Persönliche Verortung

Der Kalender an meinem Computer zeigt den 29. Dezember 2020 n.C. Oder auch "0 n.C." oder "1 n.C." sagen die, welche das "C" mit "Corona" übersetzen.

Täglich, per Web-Benachrichtigung auch mal stündlich, flattern die Todeszahlen ins Haus. 1000 Tote am Tag, Donnerwetter. Habe ich irgendwo noch eine Benachrichtigung stehen lassen? Egal, sehen wir mal in Euromomo nach, dem europäischen Werkzeug zur Epidemieverfolgung, wie es seit einigen Jahren genutzt wird.

  2017 2018 2019 2020
Berlin
Hessen        
         

Offensichtlich sind Berlin und Hessen, die einzigen Bundesländer, welche die Euromomo-Datenbank beliefern, Inseln der Glückseligkeit. Oder verschwörerische Covidioten in den Meldeämtern unterschlagen die Zahlen einfach? Keine Ahnung.

Wir zoomen. Geht ja nicht anders. Erfreulicherweise mit 10 oder 11 Mitgliedern unseres "kleinen Chors", der Stimmbande. Mein Mailserver hatte sich mal wieder an einer nervigen Werbemail verschluckt, so dass ich die Rückmeldungen auf meine diesbezügliche Einladung nicht bekommen hatte und uns - meine Frau Ute und mich - schon mit dem Chorleiter allein da sitzen sah. Aber nein, da ist ja noch mehr Leben drin, als ich befürchtet hatte!
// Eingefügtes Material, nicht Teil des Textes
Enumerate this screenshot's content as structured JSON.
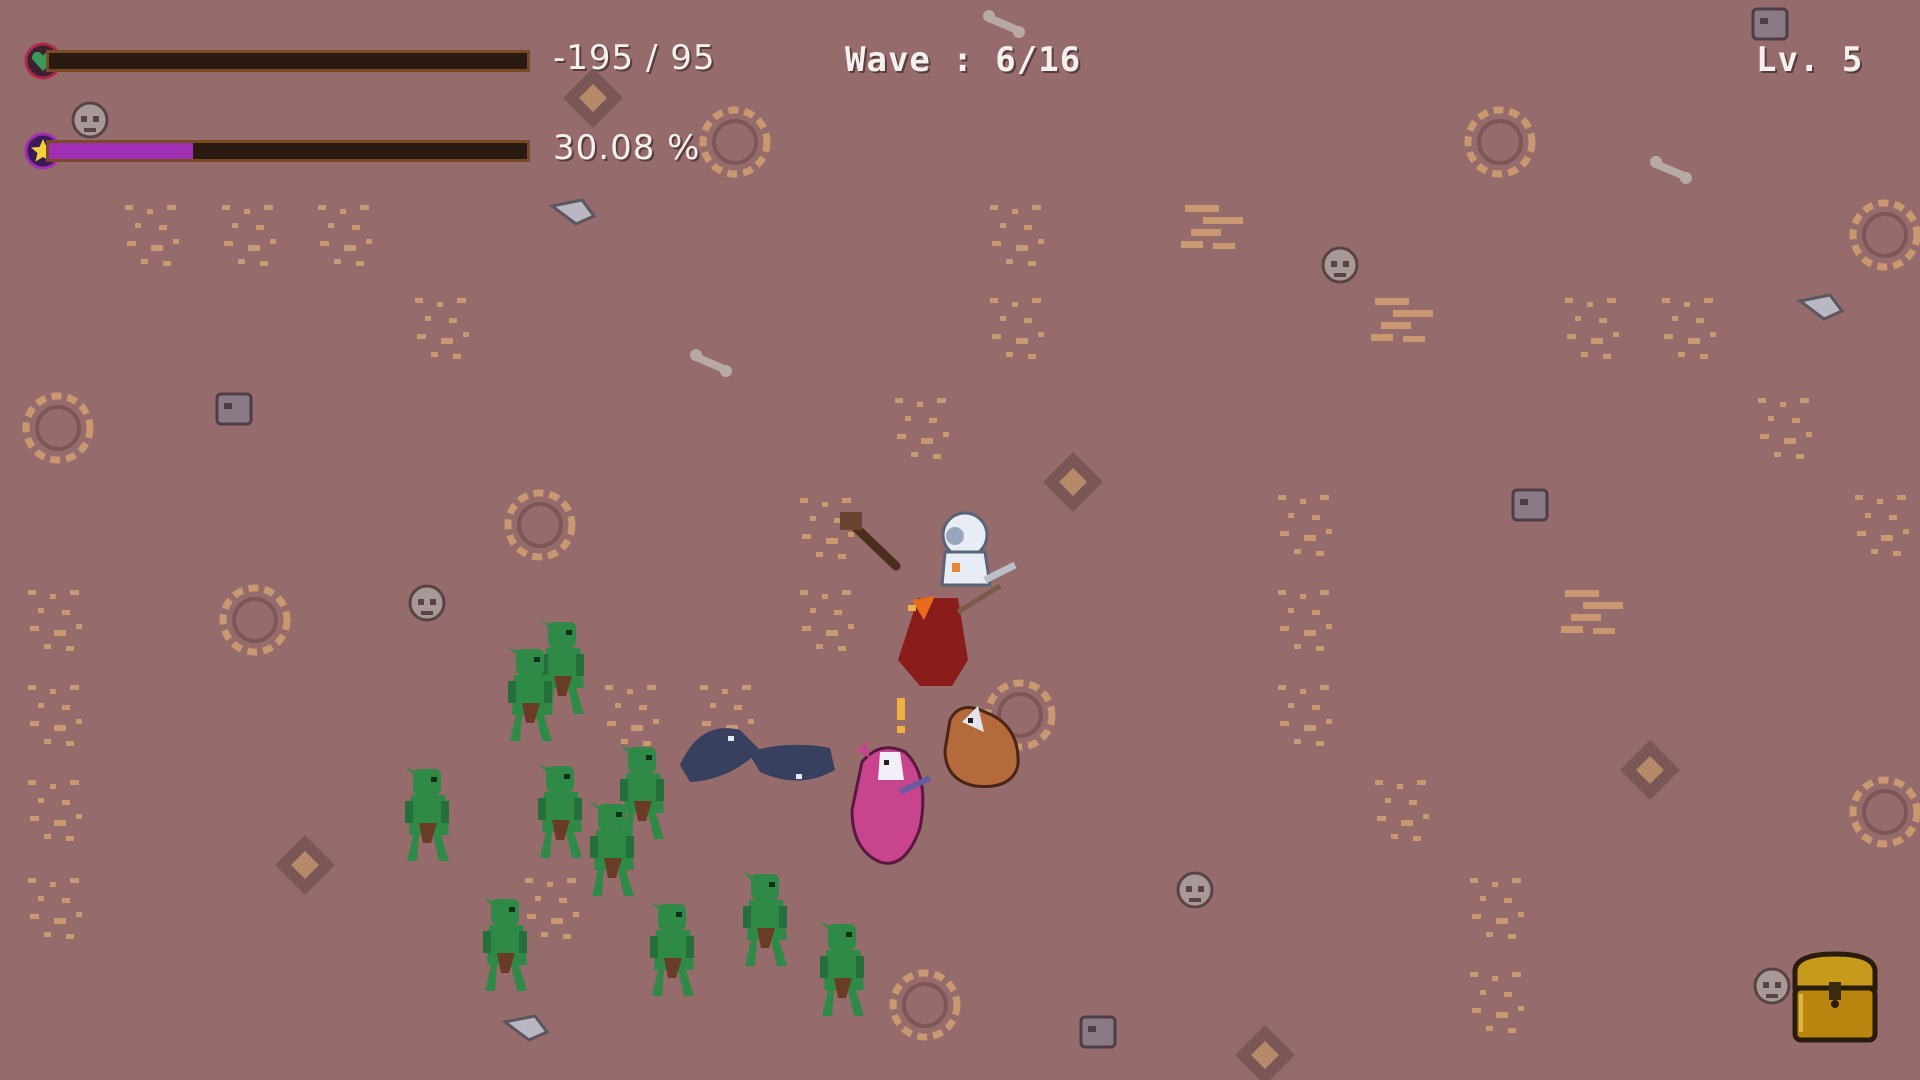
{
  "hud": {
    "health": {
      "text": "-195 / 95",
      "current": -195,
      "max": 95,
      "fill_fraction": 0,
      "color": "#2e7a46"
    },
    "experience": {
      "text": "30.08 %",
      "percent": 30.08,
      "fill_fraction": 0.3008,
      "color": "#a12fb3"
    },
    "wave": {
      "text": "Wave : 6/16"
    },
    "level": {
      "text": "Lv. 5"
    }
  },
  "icons": {
    "health": "heart-icon",
    "experience": "star-icon",
    "inventory": "treasure-chest-icon"
  },
  "colors": {
    "ground": "#966b6b",
    "ground_detail": "#c99770",
    "goblin": "#2f8a48",
    "bar_border": "#7a4a26",
    "hud_text": "#f4f0f0"
  }
}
Eine Mitsängerin erzählt, erfahrene Krankenschwester, wie ich im letzten Jahrzehnt ihres Arbeitslebens, 2 Kinder und ich glaube auch Enkel - das ganze Programm, einen Hauch von Lebenserfahrung darf man also annehmen. Sie arbeitet nicht auf der Corona-Station, bei ihr aber ist es sehr ruhig. Es kommt halt keiner mehr mit Wehwehchen. Was wohl auch sein Gutes hat. Aus der Corona-Station kennt sie aber auch keine Alarmmeldungen. Ganz anders in der Presse, wo es ja echt schlimm zugehen muss. Man sieht es auch am Intensivregister:

Bestechend, mit welcher Präzision geplante Intensivbelegungen (OPs) offensichtlich verschoben werden, damit die Gesamtzahl der belegten Betten im einstelligen Prozentbereich konstant bleibt.

Sie - die Mitsängerin - wird sich jedenfalls impfen lassen, wie die meisten Kollegen und Kolleginnen. Meine Frage, ob sie sich nicht als Versuchskaninchen sieht, geht leider im Zoomgewitter unter. Ist ja auch egal, das muss jeder selbst entscheiden.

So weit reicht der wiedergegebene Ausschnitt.